Appurato che la nuova capitale dell’Egitto è Tel Aviv e che anche l’Egitto ha alzato un [altro] muro e sbarrato i cancelli e abusato della forza nel senso più bieco del termine… Restiamo umani e non ci piove. Messo in chiaro che da Gaza non si esce e a Gaza non si entra nè a piedi, anche se si è in 1400 dimostranti pacifici che per aprire le coscienze oltre che i cancelli si affidano allo sciopero della fame, nè con un convoglio di 200 camion di aiuti umanitari passato quasi inosservato dai massmedia ma carico di solidarietà e speranza come solo un’ondata di manna -altro che oro incenso e mirra-, non si passa, dicevo, se non a gocce… dove per gocce, alla luce attuale, non intendo quelle del fatale Willy Pete, ma intendo gli aiuti umanitari flitrati col contagocce che ha ridotto le 1400 persone della Gaza Freedom March in un centinaio e in parte snellito il convoglio di VivaPalestina passato di lì non del tutto indenne, sotto e oltre 2000 poliziotti egiziani in tenuta antisommossa.
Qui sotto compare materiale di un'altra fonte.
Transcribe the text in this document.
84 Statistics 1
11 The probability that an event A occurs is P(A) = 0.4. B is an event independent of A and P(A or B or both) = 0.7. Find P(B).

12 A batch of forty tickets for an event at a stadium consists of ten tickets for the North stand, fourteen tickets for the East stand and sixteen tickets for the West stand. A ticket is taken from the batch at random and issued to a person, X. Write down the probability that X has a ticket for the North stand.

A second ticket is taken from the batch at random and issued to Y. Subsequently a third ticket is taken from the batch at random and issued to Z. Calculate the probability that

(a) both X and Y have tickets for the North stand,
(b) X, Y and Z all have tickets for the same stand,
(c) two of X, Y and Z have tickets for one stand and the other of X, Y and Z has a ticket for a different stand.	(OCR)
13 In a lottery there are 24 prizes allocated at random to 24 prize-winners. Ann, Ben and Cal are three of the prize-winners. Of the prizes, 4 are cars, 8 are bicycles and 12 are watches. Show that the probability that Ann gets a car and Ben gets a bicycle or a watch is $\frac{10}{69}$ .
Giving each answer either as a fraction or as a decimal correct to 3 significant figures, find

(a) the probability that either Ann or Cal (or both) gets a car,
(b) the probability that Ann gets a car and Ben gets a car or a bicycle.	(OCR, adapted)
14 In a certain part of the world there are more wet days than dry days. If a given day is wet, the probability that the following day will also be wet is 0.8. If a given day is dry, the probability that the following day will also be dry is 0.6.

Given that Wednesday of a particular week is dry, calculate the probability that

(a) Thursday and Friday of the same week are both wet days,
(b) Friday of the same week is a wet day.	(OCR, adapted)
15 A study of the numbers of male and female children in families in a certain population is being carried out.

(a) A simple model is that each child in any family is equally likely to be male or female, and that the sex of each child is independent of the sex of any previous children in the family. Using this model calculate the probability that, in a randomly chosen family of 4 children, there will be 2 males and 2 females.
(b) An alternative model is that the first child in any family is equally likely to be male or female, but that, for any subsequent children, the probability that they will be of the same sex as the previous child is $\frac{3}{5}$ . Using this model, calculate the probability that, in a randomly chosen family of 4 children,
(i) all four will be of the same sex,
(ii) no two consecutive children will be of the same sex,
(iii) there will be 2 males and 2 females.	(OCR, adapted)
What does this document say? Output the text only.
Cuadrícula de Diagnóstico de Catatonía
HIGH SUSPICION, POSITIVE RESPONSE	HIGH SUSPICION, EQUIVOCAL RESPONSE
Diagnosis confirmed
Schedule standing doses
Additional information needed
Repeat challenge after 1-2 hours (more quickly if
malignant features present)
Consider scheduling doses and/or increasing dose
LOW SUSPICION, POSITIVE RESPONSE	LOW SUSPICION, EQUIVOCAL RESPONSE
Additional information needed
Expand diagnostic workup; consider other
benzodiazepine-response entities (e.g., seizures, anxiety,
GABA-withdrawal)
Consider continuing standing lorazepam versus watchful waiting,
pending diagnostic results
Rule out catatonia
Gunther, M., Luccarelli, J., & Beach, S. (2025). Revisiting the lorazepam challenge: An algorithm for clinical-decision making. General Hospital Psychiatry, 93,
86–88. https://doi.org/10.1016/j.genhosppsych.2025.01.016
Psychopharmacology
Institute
Ieri sera, ora, finalmente, gli aiuti sono arrivati a Gaza, per 48 ore.
Che sia un caso che ora, proprio ora, un’ora fa, adesso, la prigione a cielo aperto ch’è Gaza, la ferita al cuore del mondo, sia di nuovo sotto attacco?
Nulla accade per caso, credo.
E non trovo le parole adatte ad esprimere tutta la mia indignazione per questo in questo dato momento, tutta, ma più ancora.
Tranne forse queste, nel coro:
shame on BBC!
shame on you Egypt!
Shame on you IsraHell!
on USA! Shame on shame!
Stop the War Now!
“Break the siege on Gaza, let them live in peace and dignity”
e già, una canzone che dice molto di, se non tutto, quel che c’è da dire: Long Live Palestine!
e non soltanto dice, fa: dalla sua pubblicazione il 1° gennaio ad oggi, senza alcuna major alle spalle, è prima in classifica su AmazonUk e seconda su iTunesUk, anche perché i proventi vanno appunto a Gaza.